Hirokazu Kore-eda, Maborosi, 1995

Maborosi (幻の光, Maboroshi no hikari?, lit. « lumière fantôme »)

Read the full video : http://www.youtube.com/watch?v=53Uj_V0T7s8&playnext=1&list=PL7F151D3CC7BC1C95

Kore-eda has an aesthetic that won't appeal to the casual film-goer. It is very slow-moving, and some of the indoor shots are quite dark. After a while, I got the sense that the viewer's attention is not meant to take in the whole screen, but rather parts of the screen such as the illuminated side of a woman's face in a dark room or the shapes of people reflected in water. Kore-eda seems fascinated with light and exploration of its use. Frames of illuminated subjects are contained within the larger screen frame. Light reflects of different surfaces, and at different times of the day.

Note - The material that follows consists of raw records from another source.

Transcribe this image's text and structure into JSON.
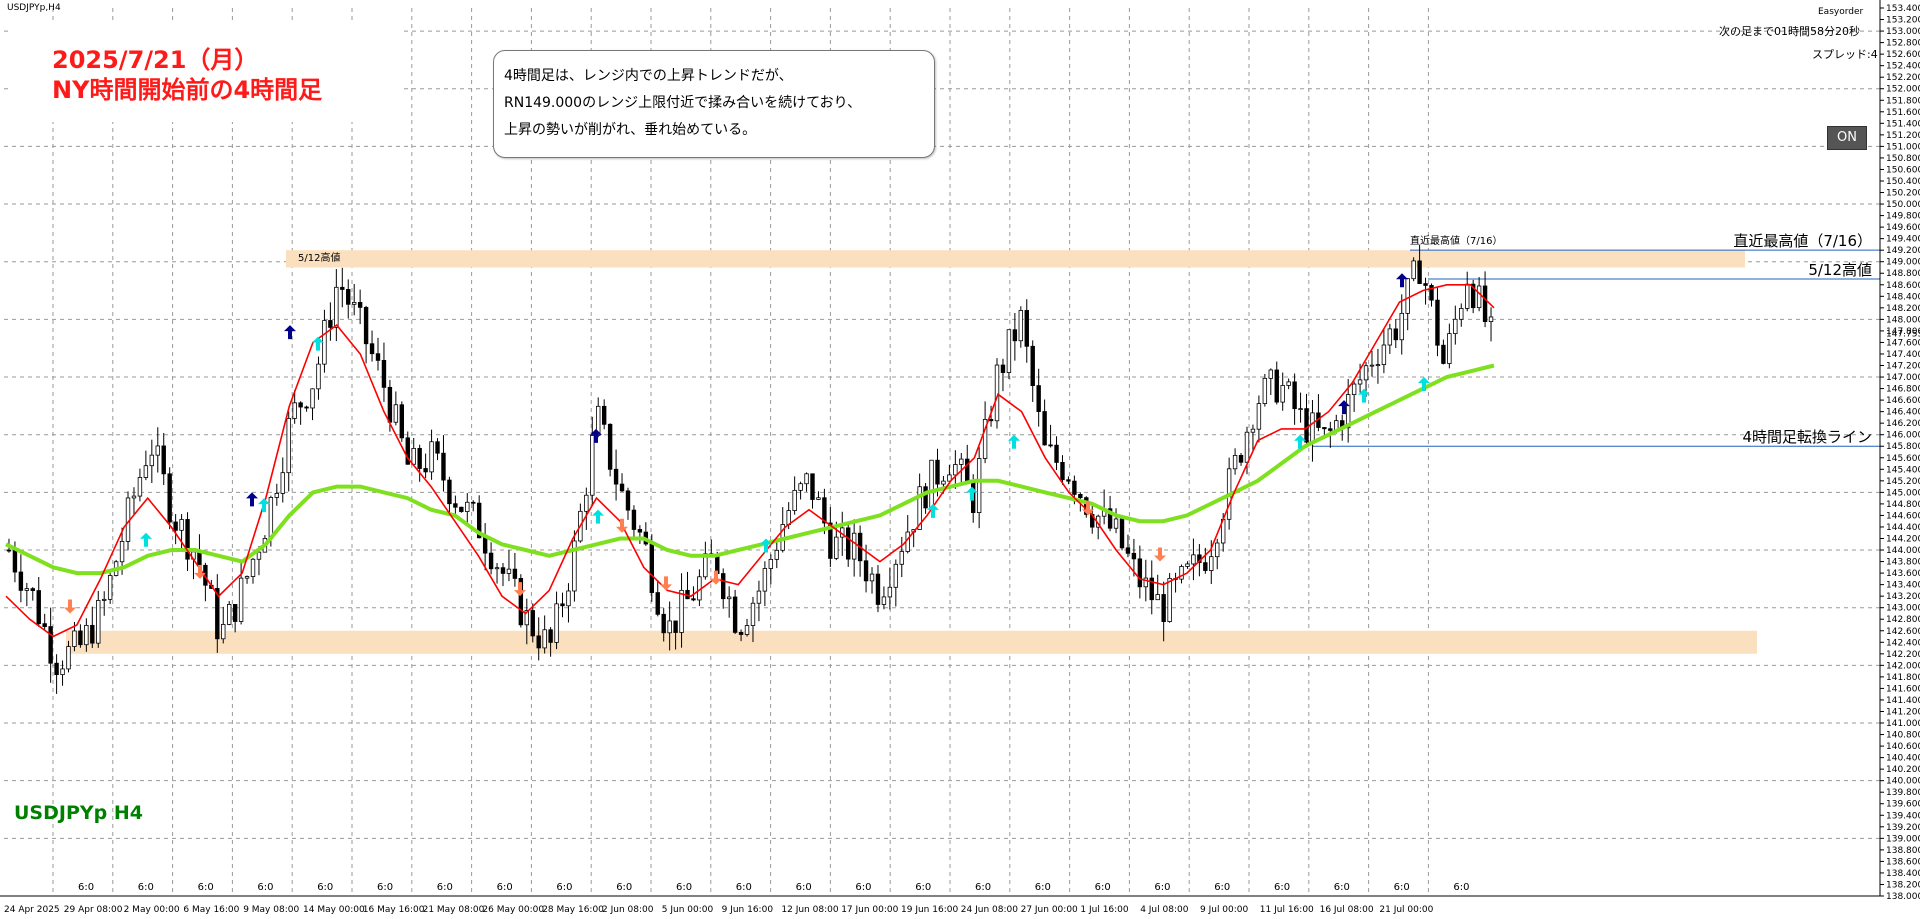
{
  "window": {
    "title": "USDJPYp,H4"
  },
  "symbol_label": "USDJPYp H4",
  "panel": {
    "easyorder": "Easyorder",
    "next_bar": "次の足まで01時間58分20秒",
    "spread": "スプレッド:4",
    "on_button": "ON"
  },
  "headline": {
    "line1": "2025/7/21（月）",
    "line2": "NY時間開始前の4時間足"
  },
  "callout": {
    "line1": "4時間足は、レンジ内での上昇トレンドだが、",
    "line2": "RN149.000のレンジ上限付近で揉み合いを続けており、",
    "line3": "上昇の勢いが削がれ、垂れ始めている。"
  },
  "colors": {
    "candle": "#000000",
    "ma_fast": "#ff0000",
    "ma_slow": "#7fe01f",
    "zone": "#fbe0c0",
    "hline": "#2060c0",
    "arrow_buy_strong": "#00008b",
    "arrow_buy": "#00e0e0",
    "arrow_sell": "#ff7f50"
  },
  "chart_data": {
    "type": "candlestick",
    "ylim": [
      138.0,
      153.4
    ],
    "y_ticks": [
      "153.400",
      "153.200",
      "153.000",
      "152.800",
      "152.600",
      "152.400",
      "152.200",
      "152.000",
      "151.800",
      "151.600",
      "151.400",
      "151.200",
      "151.000",
      "150.800",
      "150.600",
      "150.400",
      "150.200",
      "150.000",
      "149.800",
      "149.600",
      "149.400",
      "149.200",
      "149.000",
      "148.800",
      "148.600",
      "148.400",
      "148.200",
      "148.000",
      "147.800",
      "147.600",
      "147.400",
      "147.200",
      "147.000",
      "146.800",
      "146.600",
      "146.400",
      "146.200",
      "146.000",
      "145.800",
      "145.600",
      "145.400",
      "145.200",
      "145.000",
      "144.800",
      "144.600",
      "144.400",
      "144.200",
      "144.000",
      "143.800",
      "143.600",
      "143.400",
      "143.200",
      "143.000",
      "142.800",
      "142.600",
      "142.400",
      "142.200",
      "142.000",
      "141.800",
      "141.600",
      "141.400",
      "141.200",
      "141.000",
      "140.800",
      "140.600",
      "140.400",
      "140.200",
      "140.000",
      "139.800",
      "139.600",
      "139.400",
      "139.200",
      "139.000",
      "138.800",
      "138.600",
      "138.400",
      "138.200",
      "138.000"
    ],
    "current_price": "147.755",
    "x_labels": [
      "24 Apr 2025",
      "29 Apr 08:00",
      "2 May 00:00",
      "6 May 16:00",
      "9 May 08:00",
      "14 May 00:00",
      "16 May 16:00",
      "21 May 08:00",
      "26 May 00:00",
      "28 May 16:00",
      "2 Jun 08:00",
      "5 Jun 00:00",
      "9 Jun 16:00",
      "12 Jun 08:00",
      "17 Jun 00:00",
      "19 Jun 16:00",
      "24 Jun 08:00",
      "27 Jun 00:00",
      "1 Jul 16:00",
      "4 Jul 08:00",
      "9 Jul 00:00",
      "11 Jul 16:00",
      "16 Jul 08:00",
      "21 Jul 00:00"
    ],
    "session_labels": [
      "6:0",
      "6:0",
      "6:0",
      "6:0",
      "6:0",
      "6:0",
      "6:0",
      "6:0",
      "6:0",
      "6:0",
      "6:0",
      "6:0",
      "6:0",
      "6:0",
      "6:0",
      "6:0",
      "6:0",
      "6:0",
      "6:0",
      "6:0",
      "6:0",
      "6:0",
      "6:0",
      "6:0"
    ],
    "price_path": [
      144.0,
      143.2,
      142.1,
      142.3,
      143.0,
      144.5,
      145.9,
      144.6,
      143.9,
      142.5,
      143.4,
      144.6,
      146.3,
      147.0,
      148.7,
      147.8,
      146.8,
      145.4,
      145.6,
      144.9,
      144.4,
      143.6,
      142.8,
      142.3,
      143.9,
      146.3,
      145.0,
      144.1,
      142.6,
      143.2,
      143.9,
      142.7,
      143.4,
      144.6,
      145.2,
      144.1,
      144.0,
      143.3,
      144.2,
      145.1,
      145.6,
      144.9,
      147.0,
      148.0,
      145.7,
      145.4,
      144.7,
      144.3,
      143.5,
      143.0,
      143.5,
      144.0,
      145.3,
      146.6,
      146.9,
      146.2,
      145.9,
      146.6,
      147.4,
      147.9,
      149.0,
      147.2,
      148.8,
      147.7
    ],
    "series": [
      {
        "name": "",
        "kind": "ma_fast",
        "values": [
          143.2,
          142.8,
          142.5,
          142.7,
          143.5,
          144.4,
          144.9,
          144.4,
          143.8,
          143.2,
          143.6,
          144.9,
          146.5,
          147.6,
          147.9,
          147.4,
          146.4,
          145.6,
          145.1,
          144.5,
          143.9,
          143.2,
          142.9,
          143.3,
          144.2,
          144.9,
          144.5,
          143.7,
          143.3,
          143.2,
          143.5,
          143.4,
          143.9,
          144.4,
          144.7,
          144.4,
          144.1,
          143.8,
          144.1,
          144.6,
          145.2,
          145.6,
          146.7,
          146.4,
          145.6,
          145.0,
          144.6,
          144.0,
          143.5,
          143.4,
          143.6,
          144.0,
          145.0,
          145.9,
          146.1,
          146.1,
          146.4,
          146.9,
          147.6,
          148.3,
          148.5,
          148.6,
          148.6,
          148.2
        ]
      },
      {
        "name": "",
        "kind": "ma_slow",
        "values": [
          144.1,
          143.9,
          143.7,
          143.6,
          143.6,
          143.7,
          143.9,
          144.0,
          144.0,
          143.9,
          143.8,
          144.1,
          144.6,
          145.0,
          145.1,
          145.1,
          145.0,
          144.9,
          144.7,
          144.6,
          144.3,
          144.1,
          144.0,
          143.9,
          144.0,
          144.1,
          144.2,
          144.2,
          144.0,
          143.9,
          143.9,
          144.0,
          144.1,
          144.2,
          144.3,
          144.4,
          144.5,
          144.6,
          144.8,
          145.0,
          145.1,
          145.2,
          145.2,
          145.1,
          145.0,
          144.9,
          144.8,
          144.6,
          144.5,
          144.5,
          144.6,
          144.8,
          145.0,
          145.2,
          145.5,
          145.8,
          146.0,
          146.2,
          146.4,
          146.6,
          146.8,
          147.0,
          147.1,
          147.2
        ]
      }
    ],
    "zones": [
      {
        "label": "5/12高値",
        "from": 148.9,
        "to": 149.2
      },
      {
        "label": "",
        "from": 142.2,
        "to": 142.6
      }
    ],
    "lines": [
      {
        "label": "直近最高値（7/16）",
        "value": 149.2
      },
      {
        "label": "5/12高値",
        "value": 148.7
      },
      {
        "label": "4時間足転換ライン",
        "value": 145.8
      }
    ]
  }
}
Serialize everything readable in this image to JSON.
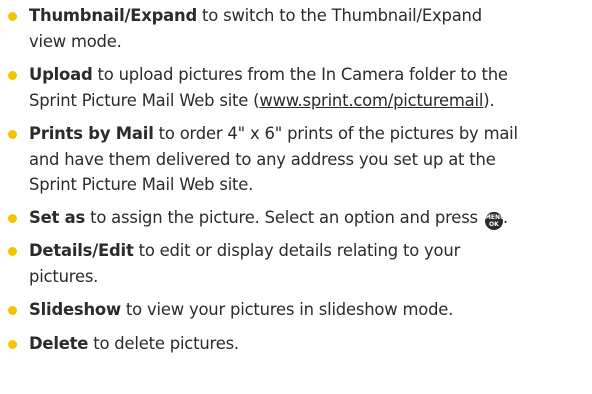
{
  "colors": {
    "bullet": "#f5c400",
    "text": "#2b2b2b"
  },
  "items": [
    {
      "term": "Thumbnail/Expand",
      "desc": " to switch to the Thumbnail/Expand\nview mode."
    },
    {
      "term": "Upload",
      "desc": " to upload pictures from the In Camera folder to the\nSprint Picture Mail Web site (",
      "link": "www.sprint.com/picturemail",
      "after": ")."
    },
    {
      "term": "Prints by Mail",
      "desc": " to order 4\" x 6\" prints of the pictures by mail\nand have them delivered to any address you set up at the\nSprint Picture Mail Web site."
    },
    {
      "term": "Set as",
      "desc": " to assign the picture. Select an option and press ",
      "icon": "menu-ok-key-icon",
      "icon_top": "MENU",
      "icon_bottom": "OK",
      "after": "."
    },
    {
      "term": "Details/Edit",
      "desc": " to edit or display details relating to your\npictures."
    },
    {
      "term": "Slideshow",
      "desc": " to view your pictures in slideshow mode."
    },
    {
      "term": "Delete",
      "desc": " to delete pictures."
    }
  ]
}
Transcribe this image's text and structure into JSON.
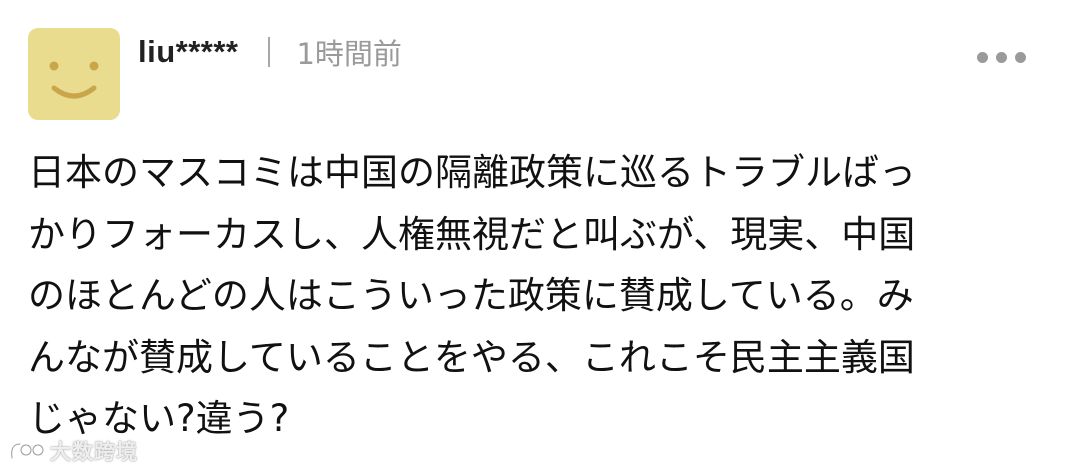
{
  "comment": {
    "author": {
      "username": "liu*****",
      "avatar_color": "#e9dc8f",
      "avatar_icon": "smiley-face-icon"
    },
    "separator": "|",
    "timestamp": "1時間前",
    "more_icon": "more-dots-icon",
    "body_lines": [
      "日本のマスコミは中国の隔離政策に巡るトラブルばっ",
      "かりフォーカスし、人権無視だと叫ぶが、現実、中国",
      "のほとんどの人はこういった政策に賛成している。み",
      "んなが賛成していることをやる、これこそ民主主義国",
      "じゃない?違う?"
    ]
  },
  "watermark": {
    "text": "大数跨境",
    "logo_icon": "watermark-logo-icon"
  }
}
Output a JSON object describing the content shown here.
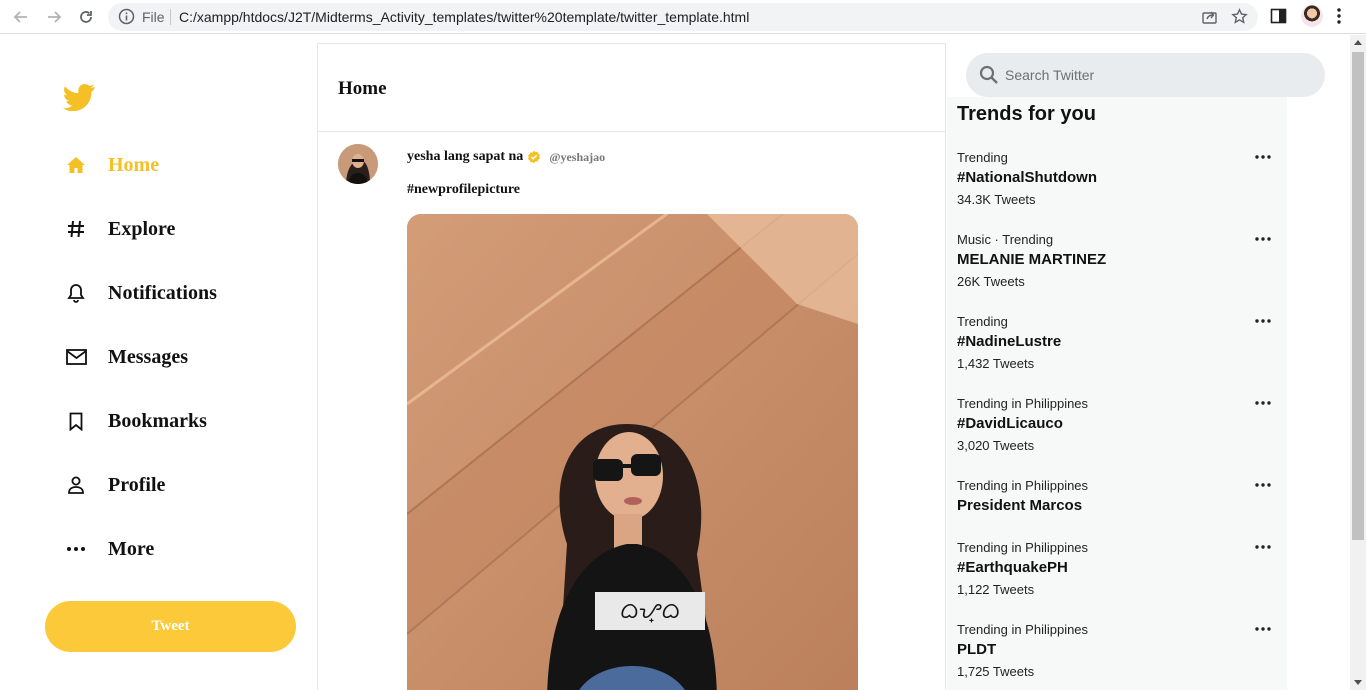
{
  "browser": {
    "file_label": "File",
    "url": "C:/xampp/htdocs/J2T/Midterms_Activity_templates/twitter%20template/twitter_template.html"
  },
  "colors": {
    "accent": "#f4c026",
    "tweet_button": "#fbc93a"
  },
  "sidebar": {
    "items": [
      {
        "label": "Home",
        "icon": "home-icon",
        "active": true
      },
      {
        "label": "Explore",
        "icon": "hashtag-icon"
      },
      {
        "label": "Notifications",
        "icon": "bell-icon"
      },
      {
        "label": "Messages",
        "icon": "mail-icon"
      },
      {
        "label": "Bookmarks",
        "icon": "bookmark-icon"
      },
      {
        "label": "Profile",
        "icon": "person-icon"
      },
      {
        "label": "More",
        "icon": "more-dots-icon"
      }
    ],
    "tweet_button": "Tweet"
  },
  "main": {
    "title": "Home",
    "post": {
      "name": "yesha lang sapat na",
      "handle": "@yeshajao",
      "text": "#newprofilepicture"
    }
  },
  "search": {
    "placeholder": "Search Twitter"
  },
  "trends": {
    "title": "Trends for you",
    "items": [
      {
        "category": "Trending",
        "name": "#NationalShutdown",
        "count": "34.3K Tweets"
      },
      {
        "category": "Music · Trending",
        "name": "MELANIE MARTINEZ",
        "count": "26K Tweets"
      },
      {
        "category": "Trending",
        "name": "#NadineLustre",
        "count": "1,432 Tweets"
      },
      {
        "category": "Trending in Philippines",
        "name": "#DavidLicauco",
        "count": "3,020 Tweets"
      },
      {
        "category": "Trending in Philippines",
        "name": "President Marcos",
        "count": ""
      },
      {
        "category": "Trending in Philippines",
        "name": "#EarthquakePH",
        "count": "1,122 Tweets"
      },
      {
        "category": "Trending in Philippines",
        "name": "PLDT",
        "count": "1,725 Tweets"
      }
    ]
  }
}
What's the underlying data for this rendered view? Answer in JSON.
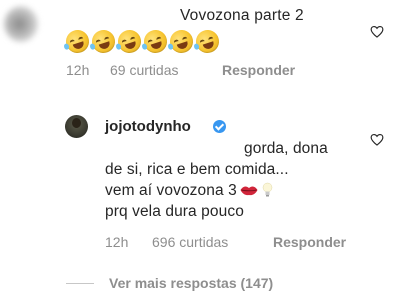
{
  "comment": {
    "text": "Vovozona parte 2",
    "emoji_icon": "rolling-on-floor-laughing-emoji",
    "emoji_count": 6,
    "time": "12h",
    "likes": "69 curtidas",
    "reply_label": "Responder",
    "like_icon": "heart-outline-icon"
  },
  "reply": {
    "username": "jojotodynho",
    "verified": true,
    "lines": [
      "gorda, dona",
      "de si, rica e bem comida...",
      "vem aí  vovozona 3",
      "prq vela dura pouco"
    ],
    "inline_icons": [
      "kiss-lips-emoji",
      "light-bulb-emoji"
    ],
    "time": "12h",
    "likes": "696 curtidas",
    "reply_label": "Responder",
    "like_icon": "heart-outline-icon"
  },
  "view_more": {
    "label": "Ver mais respostas (147)"
  },
  "colors": {
    "text": "#262626",
    "meta": "#8e8e8e",
    "verified": "#3897f0"
  }
}
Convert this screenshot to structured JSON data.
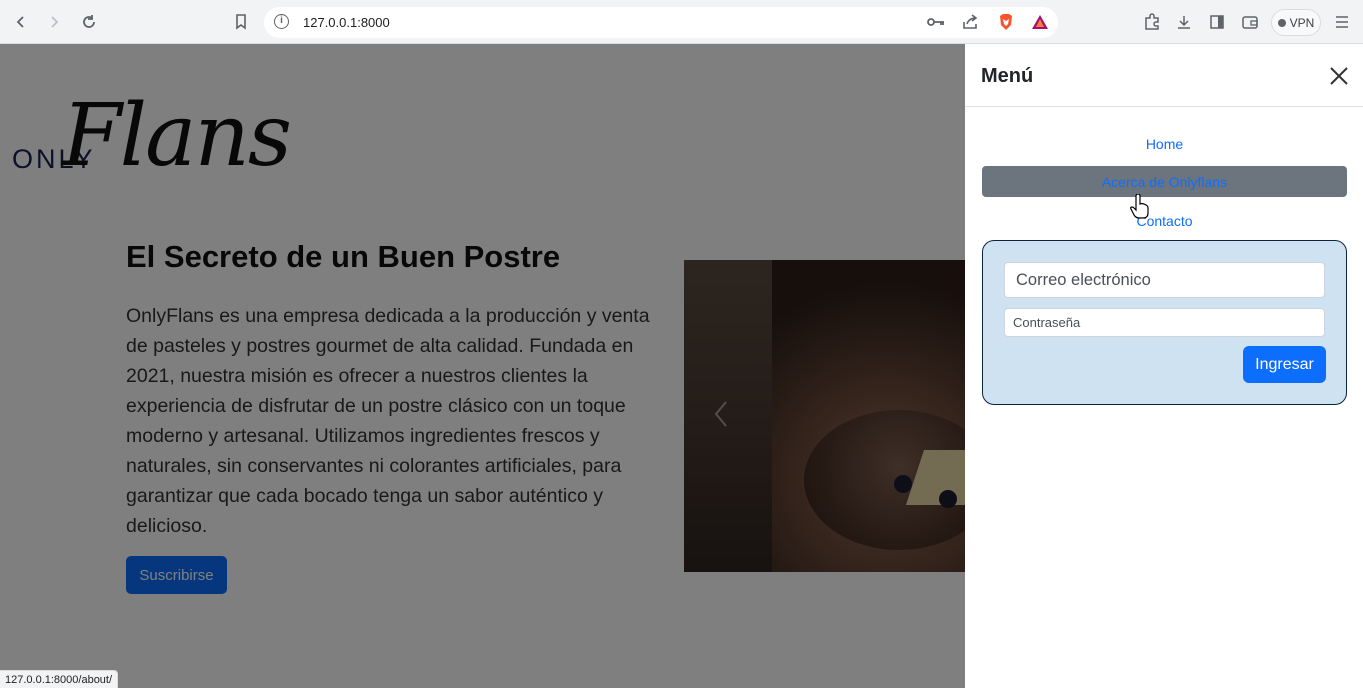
{
  "browser": {
    "url": "127.0.0.1:8000",
    "vpn_label": "VPN",
    "status_url": "127.0.0.1:8000/about/"
  },
  "page": {
    "logo_only": "ONLY",
    "logo_flans": "Flans",
    "hero_title": "El Secreto de un Buen Postre",
    "hero_text": "OnlyFlans es una empresa dedicada a la producción y venta de pasteles y postres gourmet de alta calidad. Fundada en 2021, nuestra misión es ofrecer a nuestros clientes la experiencia de disfrutar de un postre clásico con un toque moderno y artesanal. Utilizamos ingredientes frescos y naturales, sin conservantes ni colorantes artificiales, para garantizar que cada bocado tenga un sabor auténtico y delicioso.",
    "subscribe_label": "Suscribirse"
  },
  "menu": {
    "title": "Menú",
    "links": [
      {
        "label": "Home",
        "active": false
      },
      {
        "label": "Acerca de Onlyflans",
        "active": true
      },
      {
        "label": "Contacto",
        "active": false
      }
    ],
    "login": {
      "email_placeholder": "Correo electrónico",
      "password_placeholder": "Contraseña",
      "submit_label": "Ingresar"
    }
  },
  "colors": {
    "primary": "#0d6efd",
    "active_link_bg": "#6c757d",
    "login_panel_bg": "#cfe2f2"
  }
}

The film begins with the story of a little girl's loss of her grandmother, and continues on with the story of the same little girl, now a young woman and the film's protagonist, whose life is again dramatically altered by the sudden death of her husband. Throughout the film, as a way of coping with the loss, she attempts to understand why he killed himself.
Koreeda used natural lighting in the film rather than artificial lighting; the lighting was done this way so as to keep certain things out of focus at times, to keep them indistinguishable.